Figure 1 shows the result of the performance with and without NUMA aware process affinity for executor JVMs. Each value represents the average performance of a five-time test. We show the performance for several selected queries for TPC-H, but we observed a 3 – 4% improvement for all queries on average. The query characteristics were a little different between Q1 and the others. Speaking concretely, Q1 had less data shuffling, and Q5 and Q9 had a larger amount of data shuffling during computation. For Kmeans, the NUMA aware setting also achieved an improvement of over 13%. Consequently, this setting was more helpful for compute intensive workloads.

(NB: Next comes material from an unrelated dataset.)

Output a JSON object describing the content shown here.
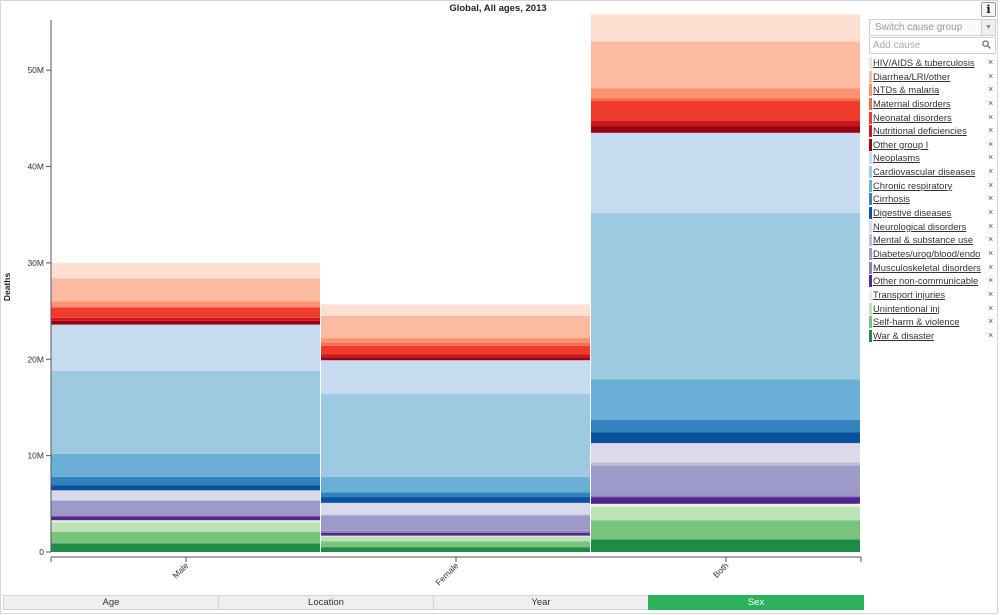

Next, we evaluated worker thread scheduling and memory access hardware performance counter events to estimate NUMA efficiency. Figure 2 shows the logical core id mapping where Spark worker threads run in one JVM without NUMA aware process affinity. We periodically captured where worker threads were running every five seconds and plotted it to the y-axis. Each line corresponded to 12 running worker threads. As shown in Figure 2, the worker threads were scheduled over NUMA at first and then almost all threads were gathered into the same NUMA node. As mentioned above, this machine had four NUMA nodes with 24 cores, so each NUMA node had six cores. However, several threads often exceeded the NUMA node domain. In contrast, Figure 3 shows the result after applying process affinity and focuses on the cores in a NUMA node. We can confirm that all of the 12 worker threads kept running within their NUMA node domain.
In addition, we captured hardware events by using the Linux perf command. In Spark, memory is heavily consumed while RDD generates many immutable objects, so the TLB miss and page fault rates are high. Considering NUMA locality helps reduce these rates and remote memory access. As a result, the penalty cycles also decreased, and the performance was accelerated.
Setting NUMA aware locality for executor JVMs achieves better performance in many Spark applications, so let’s try to enable core bindings while launching executor JVMs.